After first meeting Zimiga, Beecroft was drawn to the ranch again and again. Eventually, she just stayed − living with the family for three years.

“I didn’t think this would become a feature film, but I did know I was in love with their lives,” said Beecroft, 31. “I felt starstruck and was obsessed with them but also more connected to myself when I was with them.”

“East of Wall” is a docu-fiction drama that features Zimiga, 36, playing herself, her 18-year-old daughter, Porshia Zimiga, playing herself and a few other rider friends stepping in as novice actors. Tabby’s 6-year-old son, Stetson, is also in the film.

Their story was crafted by Beecroft while she was living their life alongside them and working with a very scant budget – tagging calves, bailing hay, grabbing a soda and an Indian taco in Wasta or stepping out while Mom screams at Porshia for stealing traffic cones in the middle of the night.

“They were for barrel racing!” Porshia says. (That one makes it into the film).

But it’s all collaboratively scripted, putting Tabby and Porshia into the position of essentially rehashing their own stories in real time – not an easy feat for a feral teenager and a broken-down widow trying to maintain 1,200 acres of family farmland on her own.

“I ain’t no ‘Yellowstone,’ ” Tabby says. “I ain’t got no white picket fence or lush green grass everywhere. I got prairie dog holes and mean-ass dogs outside, but I have a lot of trust in Kate.”

TikTok on the horse ranch

“East of Wall” first premiered at the Sundance Film Festival in January. It won most votes from audience attendees and was quickly picked up by Sony Pictures Classics, likely for its raw slap in the face about warrior women in the modern American West.

The melodramatic intensity of a classic Western does well and all, but put a bunch of tattooed women around a campfire to reveal the real macabre behind a cowboy, leaving the cameramen in tears, and you’ve got what they call “Hollywood gold.”

“I tried to leave the theater watching that scene,” Tabby says. “Porshia did, too. But Kate held my hand and kept me there, and it has made the grief easier.”

Beecroft taught herself how to direct while at the same time teaching these girls how to act, but she always saw it in them.

“I needed to see their faces and their souls onscreen,” Beecroft says. “They have a natural ability as performers, and anyone who watches this will fall in love with Tabby and these kids.”

The film is unexpected, too. Yes, there are rodeo queens, the twinkle in a cowboy’s eye and the romantic haze of a sunset, but then Tabby’s selling horses on TikTok, the girls play Shaboozey while riding bareback in bikinis and someone just landed a backward flip off their horse.
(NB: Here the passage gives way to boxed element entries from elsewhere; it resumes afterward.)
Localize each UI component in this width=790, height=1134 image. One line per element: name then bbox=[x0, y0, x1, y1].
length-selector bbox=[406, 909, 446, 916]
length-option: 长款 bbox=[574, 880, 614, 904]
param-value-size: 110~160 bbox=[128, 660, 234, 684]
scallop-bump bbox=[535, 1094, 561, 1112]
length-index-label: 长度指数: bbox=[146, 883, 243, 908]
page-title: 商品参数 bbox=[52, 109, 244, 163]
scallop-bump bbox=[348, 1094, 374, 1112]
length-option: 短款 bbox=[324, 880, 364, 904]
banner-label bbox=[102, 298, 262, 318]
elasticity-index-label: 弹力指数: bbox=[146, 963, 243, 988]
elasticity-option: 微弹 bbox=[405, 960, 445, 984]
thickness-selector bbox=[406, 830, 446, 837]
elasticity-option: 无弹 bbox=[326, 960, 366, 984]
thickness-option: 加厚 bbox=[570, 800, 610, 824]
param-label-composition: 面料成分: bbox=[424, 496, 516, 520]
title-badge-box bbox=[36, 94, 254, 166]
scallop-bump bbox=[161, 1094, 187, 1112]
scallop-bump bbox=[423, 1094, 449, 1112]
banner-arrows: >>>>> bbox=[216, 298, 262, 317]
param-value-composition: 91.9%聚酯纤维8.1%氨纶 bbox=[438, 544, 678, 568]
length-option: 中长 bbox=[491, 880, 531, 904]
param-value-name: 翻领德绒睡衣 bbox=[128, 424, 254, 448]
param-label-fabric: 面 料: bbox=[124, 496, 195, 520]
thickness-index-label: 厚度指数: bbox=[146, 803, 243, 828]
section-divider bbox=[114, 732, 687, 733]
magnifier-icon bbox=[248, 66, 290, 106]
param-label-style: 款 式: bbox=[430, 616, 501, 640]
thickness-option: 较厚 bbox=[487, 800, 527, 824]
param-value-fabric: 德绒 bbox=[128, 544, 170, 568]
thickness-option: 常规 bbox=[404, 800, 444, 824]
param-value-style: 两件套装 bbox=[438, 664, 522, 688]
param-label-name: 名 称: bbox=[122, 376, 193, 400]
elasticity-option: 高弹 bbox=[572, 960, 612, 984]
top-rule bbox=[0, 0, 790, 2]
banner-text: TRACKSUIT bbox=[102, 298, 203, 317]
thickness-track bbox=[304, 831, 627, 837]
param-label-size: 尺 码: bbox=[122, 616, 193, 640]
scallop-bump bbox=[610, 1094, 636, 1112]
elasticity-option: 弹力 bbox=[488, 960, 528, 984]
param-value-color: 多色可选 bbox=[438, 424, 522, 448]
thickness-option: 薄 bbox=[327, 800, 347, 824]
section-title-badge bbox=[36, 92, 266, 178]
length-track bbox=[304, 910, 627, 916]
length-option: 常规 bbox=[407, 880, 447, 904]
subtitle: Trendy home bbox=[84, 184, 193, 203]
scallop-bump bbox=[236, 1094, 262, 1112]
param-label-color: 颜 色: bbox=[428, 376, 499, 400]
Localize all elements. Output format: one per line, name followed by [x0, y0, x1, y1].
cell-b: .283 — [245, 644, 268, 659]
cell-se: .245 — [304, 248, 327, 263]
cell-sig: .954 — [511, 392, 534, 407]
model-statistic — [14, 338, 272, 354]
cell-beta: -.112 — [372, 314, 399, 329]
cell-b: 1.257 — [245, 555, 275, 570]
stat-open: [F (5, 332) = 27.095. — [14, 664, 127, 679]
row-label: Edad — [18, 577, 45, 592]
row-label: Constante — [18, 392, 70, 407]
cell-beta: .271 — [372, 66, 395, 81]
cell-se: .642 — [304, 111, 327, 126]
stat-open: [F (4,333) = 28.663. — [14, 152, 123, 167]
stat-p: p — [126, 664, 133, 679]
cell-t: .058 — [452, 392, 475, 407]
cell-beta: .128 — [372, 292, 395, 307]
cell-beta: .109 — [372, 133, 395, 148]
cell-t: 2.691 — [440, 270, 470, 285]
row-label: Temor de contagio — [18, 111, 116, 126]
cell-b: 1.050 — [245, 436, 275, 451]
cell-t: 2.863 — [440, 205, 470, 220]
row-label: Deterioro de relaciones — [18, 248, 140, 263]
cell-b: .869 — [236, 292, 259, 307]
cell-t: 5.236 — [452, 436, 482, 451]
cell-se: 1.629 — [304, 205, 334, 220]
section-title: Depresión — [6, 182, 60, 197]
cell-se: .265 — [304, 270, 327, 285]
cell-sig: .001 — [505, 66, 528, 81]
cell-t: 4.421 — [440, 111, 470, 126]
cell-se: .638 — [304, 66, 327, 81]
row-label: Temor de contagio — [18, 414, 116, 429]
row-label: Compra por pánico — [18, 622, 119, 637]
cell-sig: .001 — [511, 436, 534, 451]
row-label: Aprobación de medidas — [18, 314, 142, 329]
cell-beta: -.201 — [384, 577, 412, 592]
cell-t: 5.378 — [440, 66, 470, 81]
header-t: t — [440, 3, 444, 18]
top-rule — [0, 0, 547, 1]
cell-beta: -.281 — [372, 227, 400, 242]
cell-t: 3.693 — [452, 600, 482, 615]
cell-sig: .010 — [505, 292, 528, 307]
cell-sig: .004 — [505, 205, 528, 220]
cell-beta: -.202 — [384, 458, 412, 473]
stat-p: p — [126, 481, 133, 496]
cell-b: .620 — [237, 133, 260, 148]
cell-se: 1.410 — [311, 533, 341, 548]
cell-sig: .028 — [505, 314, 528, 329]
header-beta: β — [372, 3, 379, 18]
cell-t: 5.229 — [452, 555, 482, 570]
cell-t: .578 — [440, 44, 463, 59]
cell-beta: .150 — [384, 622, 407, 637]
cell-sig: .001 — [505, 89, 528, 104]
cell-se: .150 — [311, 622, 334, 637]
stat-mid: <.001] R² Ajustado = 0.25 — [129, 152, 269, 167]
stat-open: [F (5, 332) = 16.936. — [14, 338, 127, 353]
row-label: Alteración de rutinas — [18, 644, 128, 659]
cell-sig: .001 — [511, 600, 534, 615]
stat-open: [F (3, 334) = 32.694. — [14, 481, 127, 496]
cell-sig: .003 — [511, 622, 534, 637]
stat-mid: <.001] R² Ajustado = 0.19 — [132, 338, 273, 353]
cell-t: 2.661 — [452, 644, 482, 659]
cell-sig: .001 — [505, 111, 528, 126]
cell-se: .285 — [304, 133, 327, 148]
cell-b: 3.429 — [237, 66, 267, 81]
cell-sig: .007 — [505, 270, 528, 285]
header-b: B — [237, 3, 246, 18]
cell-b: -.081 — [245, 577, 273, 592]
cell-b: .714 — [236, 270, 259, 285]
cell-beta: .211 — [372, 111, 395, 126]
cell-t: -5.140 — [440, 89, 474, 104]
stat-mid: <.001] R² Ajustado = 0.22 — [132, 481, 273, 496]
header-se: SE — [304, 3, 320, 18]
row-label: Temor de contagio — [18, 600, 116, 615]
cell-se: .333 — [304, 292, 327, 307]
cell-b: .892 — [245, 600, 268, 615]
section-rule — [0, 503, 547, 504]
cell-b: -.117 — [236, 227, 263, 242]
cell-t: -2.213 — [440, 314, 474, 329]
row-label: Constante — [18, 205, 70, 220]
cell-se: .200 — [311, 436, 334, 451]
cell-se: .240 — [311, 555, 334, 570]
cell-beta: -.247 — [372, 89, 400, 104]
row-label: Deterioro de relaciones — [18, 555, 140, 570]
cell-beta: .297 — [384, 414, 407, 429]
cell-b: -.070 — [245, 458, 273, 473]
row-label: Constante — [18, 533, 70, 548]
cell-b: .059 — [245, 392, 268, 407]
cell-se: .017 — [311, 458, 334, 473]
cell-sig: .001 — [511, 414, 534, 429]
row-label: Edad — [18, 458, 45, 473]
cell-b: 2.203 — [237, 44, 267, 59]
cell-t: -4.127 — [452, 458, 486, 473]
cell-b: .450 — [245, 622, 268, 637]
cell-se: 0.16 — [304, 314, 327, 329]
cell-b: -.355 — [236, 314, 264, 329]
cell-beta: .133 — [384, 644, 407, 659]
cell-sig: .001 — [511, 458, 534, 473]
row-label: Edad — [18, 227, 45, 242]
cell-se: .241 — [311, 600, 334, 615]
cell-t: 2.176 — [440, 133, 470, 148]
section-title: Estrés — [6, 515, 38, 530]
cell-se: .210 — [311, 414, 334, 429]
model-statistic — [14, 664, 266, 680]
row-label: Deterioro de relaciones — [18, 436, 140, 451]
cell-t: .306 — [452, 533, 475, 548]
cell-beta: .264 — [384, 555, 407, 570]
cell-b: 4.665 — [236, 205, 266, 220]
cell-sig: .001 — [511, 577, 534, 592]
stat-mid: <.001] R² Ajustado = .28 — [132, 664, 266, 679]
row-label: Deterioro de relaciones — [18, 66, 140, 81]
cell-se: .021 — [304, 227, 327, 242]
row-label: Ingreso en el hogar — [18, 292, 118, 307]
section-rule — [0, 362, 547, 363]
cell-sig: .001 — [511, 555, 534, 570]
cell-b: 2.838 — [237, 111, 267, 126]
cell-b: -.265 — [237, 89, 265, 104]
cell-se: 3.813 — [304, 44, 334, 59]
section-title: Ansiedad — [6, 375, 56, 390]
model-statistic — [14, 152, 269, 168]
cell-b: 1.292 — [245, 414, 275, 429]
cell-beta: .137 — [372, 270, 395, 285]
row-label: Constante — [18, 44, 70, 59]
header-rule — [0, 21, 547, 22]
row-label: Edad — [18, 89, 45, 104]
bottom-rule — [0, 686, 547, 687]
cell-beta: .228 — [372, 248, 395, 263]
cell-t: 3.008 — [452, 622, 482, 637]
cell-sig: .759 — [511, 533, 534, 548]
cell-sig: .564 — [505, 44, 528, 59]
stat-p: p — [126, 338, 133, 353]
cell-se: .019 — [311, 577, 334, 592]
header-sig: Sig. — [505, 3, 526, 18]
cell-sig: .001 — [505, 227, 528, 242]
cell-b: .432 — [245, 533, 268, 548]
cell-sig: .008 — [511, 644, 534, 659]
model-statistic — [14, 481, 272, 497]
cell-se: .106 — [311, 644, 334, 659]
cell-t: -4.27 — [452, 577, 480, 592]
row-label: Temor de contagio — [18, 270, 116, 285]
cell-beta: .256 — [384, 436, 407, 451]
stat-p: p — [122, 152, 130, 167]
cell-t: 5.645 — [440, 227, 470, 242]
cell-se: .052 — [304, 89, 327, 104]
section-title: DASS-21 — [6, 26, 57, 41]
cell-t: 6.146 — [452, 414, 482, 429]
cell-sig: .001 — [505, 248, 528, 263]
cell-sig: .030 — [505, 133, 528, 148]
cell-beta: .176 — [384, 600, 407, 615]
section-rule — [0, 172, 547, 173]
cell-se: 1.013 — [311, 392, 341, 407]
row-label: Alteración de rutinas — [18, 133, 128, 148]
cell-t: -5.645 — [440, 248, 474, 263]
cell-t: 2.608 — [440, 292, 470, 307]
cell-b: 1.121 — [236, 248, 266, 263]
All the music in the film is from Tabby’s Spotify playlists for rodeos or breaking horses. Forget the cowboy hat, your girl’s got a JBL speaker tied to her saddle.

“I’m a vegan from LA,” Beecroft says. “I didn’t want my fingerprints too much on this film. I wanted it to be Tabby and incorporate how she sees things.”

A story of female resilience

There were a few actors in the film. Broadway star Jennifer Ehle, known for “Pride and Prejudice” and “Zero Dark Thirty,” stars as Tabby’s mother, Tracy, and even wore Tracy’s actual clothes for the movie.

And Emmy-nominated actor Scoot McNairy, who recently starred in the Bob Dylan biopic “A Complete Unknown,” plays fictional character Roy, a filthy deep-pocket rancher who wants to buy Tabby’s land.

“East of Wall” is a story about female resilience: their unapologetic power behind the submissiveness that Hollywood wants us to see in a woman.

But the film made it this far by the power of friendship. The cowgirl and the Californian who “protect each other,” lived together and broke bread together are “forever.”

“We’re worlds apart,” Beecroft says. “But she’s the closest person in my life.”